Die klagende Partei begehrte zuletzt, der beklagten Partei zu verbieten auf Produkten oder in der Aufmachung von Lebensmitteln auf IFS oder auf ähnliche Zertifikate, die für Endverbraucher nicht zugänglich und überprüfbar sind, zu verweisen, wie hier beispielsweise bei der Bewerbung von geräuchertem Fisch als „IFS‑zertifizierter österreichischer Familienbetrieb“, insbesondere, wenn das Produkt gar nicht aus Österreich stammt. Neben einem Veröffentlichungsbegehren stellte sie auch ein Eventualbegehren, womit der beklagten Partei verboten werde, auf Produkten oder in der Aufmachung von Lebensmitteln auf „IFS‑zertifizierter österreichischer Familienbetrieb“ hinzuweisen, wenn tatsächlich die IFS‑Zertifizierung diese spezielle Zertifizierung als österreichischer Familienbetrieb nicht vorsieht, für den Verbraucher diese Zertifizierung, insbesondere, ob es sich überhaupt um ein österreichisches Produkt handelt, nicht überprüfbar sei und das Produkt gar nicht aus Österreich stamme.

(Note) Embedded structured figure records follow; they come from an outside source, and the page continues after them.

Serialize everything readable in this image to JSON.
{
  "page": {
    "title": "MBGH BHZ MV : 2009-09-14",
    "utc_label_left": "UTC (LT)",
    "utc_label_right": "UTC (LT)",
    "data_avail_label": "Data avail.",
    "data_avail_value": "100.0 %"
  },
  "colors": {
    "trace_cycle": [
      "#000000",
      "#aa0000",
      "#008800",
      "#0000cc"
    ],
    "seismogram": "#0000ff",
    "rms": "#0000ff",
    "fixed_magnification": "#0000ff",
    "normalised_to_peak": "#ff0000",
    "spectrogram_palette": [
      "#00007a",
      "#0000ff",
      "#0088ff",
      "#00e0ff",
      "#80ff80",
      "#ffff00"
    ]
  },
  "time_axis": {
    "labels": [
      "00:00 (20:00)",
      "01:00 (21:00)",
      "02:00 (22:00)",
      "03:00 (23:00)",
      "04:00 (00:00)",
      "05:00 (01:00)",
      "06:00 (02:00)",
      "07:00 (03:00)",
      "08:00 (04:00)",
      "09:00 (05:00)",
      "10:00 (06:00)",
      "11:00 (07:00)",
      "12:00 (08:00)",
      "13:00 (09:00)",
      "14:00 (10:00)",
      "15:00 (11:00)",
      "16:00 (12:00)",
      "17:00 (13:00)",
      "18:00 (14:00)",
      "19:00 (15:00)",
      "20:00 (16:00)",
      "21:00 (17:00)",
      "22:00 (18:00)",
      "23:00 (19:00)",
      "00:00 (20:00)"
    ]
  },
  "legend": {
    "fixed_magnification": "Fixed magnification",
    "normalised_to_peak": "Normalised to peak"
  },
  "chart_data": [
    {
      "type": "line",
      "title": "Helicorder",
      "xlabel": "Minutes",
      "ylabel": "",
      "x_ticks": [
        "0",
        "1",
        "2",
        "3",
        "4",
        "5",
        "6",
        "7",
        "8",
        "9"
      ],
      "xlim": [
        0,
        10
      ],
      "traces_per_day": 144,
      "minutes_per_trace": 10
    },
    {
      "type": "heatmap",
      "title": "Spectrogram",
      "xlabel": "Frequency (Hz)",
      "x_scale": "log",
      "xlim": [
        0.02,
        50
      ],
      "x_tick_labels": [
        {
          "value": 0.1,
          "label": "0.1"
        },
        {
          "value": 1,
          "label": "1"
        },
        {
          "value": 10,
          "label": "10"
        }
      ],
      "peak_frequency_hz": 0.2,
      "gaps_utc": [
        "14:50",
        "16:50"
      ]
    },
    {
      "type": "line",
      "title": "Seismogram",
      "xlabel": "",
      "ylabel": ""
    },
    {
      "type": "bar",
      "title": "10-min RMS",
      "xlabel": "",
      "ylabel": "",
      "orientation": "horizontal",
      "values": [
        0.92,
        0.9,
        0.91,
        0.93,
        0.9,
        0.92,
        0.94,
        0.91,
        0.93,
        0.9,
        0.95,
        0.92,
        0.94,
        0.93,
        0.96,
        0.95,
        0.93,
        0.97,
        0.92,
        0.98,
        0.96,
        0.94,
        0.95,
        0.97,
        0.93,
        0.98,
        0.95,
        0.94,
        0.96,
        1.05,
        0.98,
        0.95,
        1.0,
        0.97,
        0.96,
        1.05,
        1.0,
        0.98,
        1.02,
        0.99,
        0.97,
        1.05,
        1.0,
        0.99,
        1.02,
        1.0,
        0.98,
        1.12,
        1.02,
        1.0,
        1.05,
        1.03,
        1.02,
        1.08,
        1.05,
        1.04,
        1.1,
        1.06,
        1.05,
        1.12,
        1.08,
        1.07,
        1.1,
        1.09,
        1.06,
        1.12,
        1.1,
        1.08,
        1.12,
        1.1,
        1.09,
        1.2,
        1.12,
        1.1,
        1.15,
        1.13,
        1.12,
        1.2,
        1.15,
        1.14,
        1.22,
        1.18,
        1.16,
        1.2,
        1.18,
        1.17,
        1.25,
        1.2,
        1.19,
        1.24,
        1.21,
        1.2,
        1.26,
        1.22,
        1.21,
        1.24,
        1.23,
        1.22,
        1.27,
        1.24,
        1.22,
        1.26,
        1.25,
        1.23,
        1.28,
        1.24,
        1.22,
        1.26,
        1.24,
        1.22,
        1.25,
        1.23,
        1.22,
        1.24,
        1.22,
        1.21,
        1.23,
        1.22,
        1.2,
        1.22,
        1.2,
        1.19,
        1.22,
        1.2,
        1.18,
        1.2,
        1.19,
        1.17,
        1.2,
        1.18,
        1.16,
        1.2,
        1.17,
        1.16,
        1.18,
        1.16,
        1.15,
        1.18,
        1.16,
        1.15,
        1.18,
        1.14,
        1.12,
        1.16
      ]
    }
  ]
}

Sie brachte im Wesentlichen vor, dass das IFS‑Gütezeichen ein Qualitätsmerkmal sei und seine Verwendung ohne Genehmigung nach UWG Anh Z 2 per se verboten sei. Die beklagte Partei habe keine Genehmigung zur Verwendung dieser Angabe (dieses Gütezeichens). Vielmehr sei es ihr aufgrund der Lizenzbestimmungen verboten, auf IFS hinzuweisen. Darüber hinaus sei der Packungsinhalt irreführend, weil die Forellenfilets ungeachtet des Hinweises auf einen österreichischen Familienbetrieb aus italienischer Aquakultur stammten.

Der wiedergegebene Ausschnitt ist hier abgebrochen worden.